Wrapping up my sandwich and finishing my soda and watching all the pairs of people, I picked up my bag and headed into The East Pavilion.
da Vinci helps. So does Degas. So does a text telling you you're missed. That is the best form of art.
I suppose it was a bit of a theme this week. Shorts and all. Short bursts of loneliness and short films at Newport Beach Film Festival and Selected Shorts at The Getty. I'm liking the briefness of it all.
Some Short Lessons
Know Your Audience
You know that leftover sinus cough that takes seven years to go away? It should be named after me. If you’re going to cough during a film festival screening, make sure your cough sounds ultra educated and cultured. If there’s any trucker-side-of-the-roadness to it, they will kick your ass.
Partner in Grief
A Shine of Rainbows has so many beautiful, sweet lessons but my heart was tugged by grief and how it shortens when you allow others to experience it with you.
You Can Leave
Yes, you can. If you don’t like a movie, you can quietly leave. Perhaps during a film screening it’s not the best time but if you’re at the theatre and see something that doesn’t impress you, then simply walk out gracefully.

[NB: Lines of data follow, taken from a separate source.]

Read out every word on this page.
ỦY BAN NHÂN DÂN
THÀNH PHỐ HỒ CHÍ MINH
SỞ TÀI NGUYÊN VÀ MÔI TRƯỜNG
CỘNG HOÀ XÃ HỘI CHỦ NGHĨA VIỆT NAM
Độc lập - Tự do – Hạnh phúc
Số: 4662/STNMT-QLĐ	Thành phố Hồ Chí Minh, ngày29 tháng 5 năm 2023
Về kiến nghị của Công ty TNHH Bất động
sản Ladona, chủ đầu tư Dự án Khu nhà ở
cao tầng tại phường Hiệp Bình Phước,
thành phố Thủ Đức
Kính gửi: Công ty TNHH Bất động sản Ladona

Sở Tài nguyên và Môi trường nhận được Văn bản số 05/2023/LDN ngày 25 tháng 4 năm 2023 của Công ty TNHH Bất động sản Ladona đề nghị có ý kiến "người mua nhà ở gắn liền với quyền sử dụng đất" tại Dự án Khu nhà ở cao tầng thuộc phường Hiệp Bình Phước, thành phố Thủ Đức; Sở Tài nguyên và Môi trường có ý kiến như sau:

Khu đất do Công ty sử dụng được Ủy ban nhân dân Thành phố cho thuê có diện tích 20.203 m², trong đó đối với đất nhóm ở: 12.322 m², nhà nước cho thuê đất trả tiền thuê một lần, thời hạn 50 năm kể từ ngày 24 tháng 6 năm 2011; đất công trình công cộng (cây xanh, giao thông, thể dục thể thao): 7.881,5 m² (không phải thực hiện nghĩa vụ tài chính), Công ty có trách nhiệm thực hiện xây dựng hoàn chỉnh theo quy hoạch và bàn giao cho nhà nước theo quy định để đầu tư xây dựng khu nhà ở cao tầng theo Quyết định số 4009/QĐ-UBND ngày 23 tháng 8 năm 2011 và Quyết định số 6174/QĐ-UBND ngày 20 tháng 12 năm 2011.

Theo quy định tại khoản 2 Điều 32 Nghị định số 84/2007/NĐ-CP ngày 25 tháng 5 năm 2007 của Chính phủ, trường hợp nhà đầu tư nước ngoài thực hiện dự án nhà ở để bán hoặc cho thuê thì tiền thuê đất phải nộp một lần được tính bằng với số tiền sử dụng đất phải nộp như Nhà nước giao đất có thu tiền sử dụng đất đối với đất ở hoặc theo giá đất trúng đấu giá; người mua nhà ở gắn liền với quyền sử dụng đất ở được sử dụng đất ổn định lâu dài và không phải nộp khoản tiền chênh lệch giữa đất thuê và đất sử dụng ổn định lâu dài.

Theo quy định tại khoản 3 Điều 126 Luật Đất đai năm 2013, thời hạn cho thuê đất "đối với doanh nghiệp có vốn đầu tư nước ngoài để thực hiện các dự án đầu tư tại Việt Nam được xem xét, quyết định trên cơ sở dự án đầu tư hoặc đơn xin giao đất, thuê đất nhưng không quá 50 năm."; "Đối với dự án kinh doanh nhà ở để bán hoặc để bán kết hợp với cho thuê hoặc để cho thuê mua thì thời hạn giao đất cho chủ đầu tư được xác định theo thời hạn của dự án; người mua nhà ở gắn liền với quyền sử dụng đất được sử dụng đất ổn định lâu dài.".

Don’t waste another minute in a moment that does not feed your brain or your heart or your innards. Especially your innards.
I was Friend Dumped twice this weekend. Drinks Friday night and a little outing Saturday. Looking back, it was exactly as it should be and allowed me to experience the painful quiet of not engaging with people. In the middle of Friday night tears, it hit me how many footsteps walk past a homeless man every single day without even a head nod in his direction. That pains me in deep ways. How long must his day be without the engagement of even a stranger.
Fit People In
The Getty did a program of Selected Shorts and one of the stories was, "Things We Knew When the House Caught Fire" by David Drury, read by Keith Szarabajka. Drury’s short delves into a family that completely doesn’t fit into a neighborhood and the neighborhood's attempt to get them out.
We will spend our lives trying to be in and accepted and chosen and picked and on THAT team. How much easier to fit people in ahead of time and not make them do cartwheels to be our friends or fit in our neighborhoods or be part of our group. It’s a quick decision to embrace rather than disgrace people.
My days don't always turn out the way I plan them but they turn out so much better and I'm committed at this ripe old Pre Middle Age to listen and learn and, most importantly, love.
A good night to you but just a short one. It's late.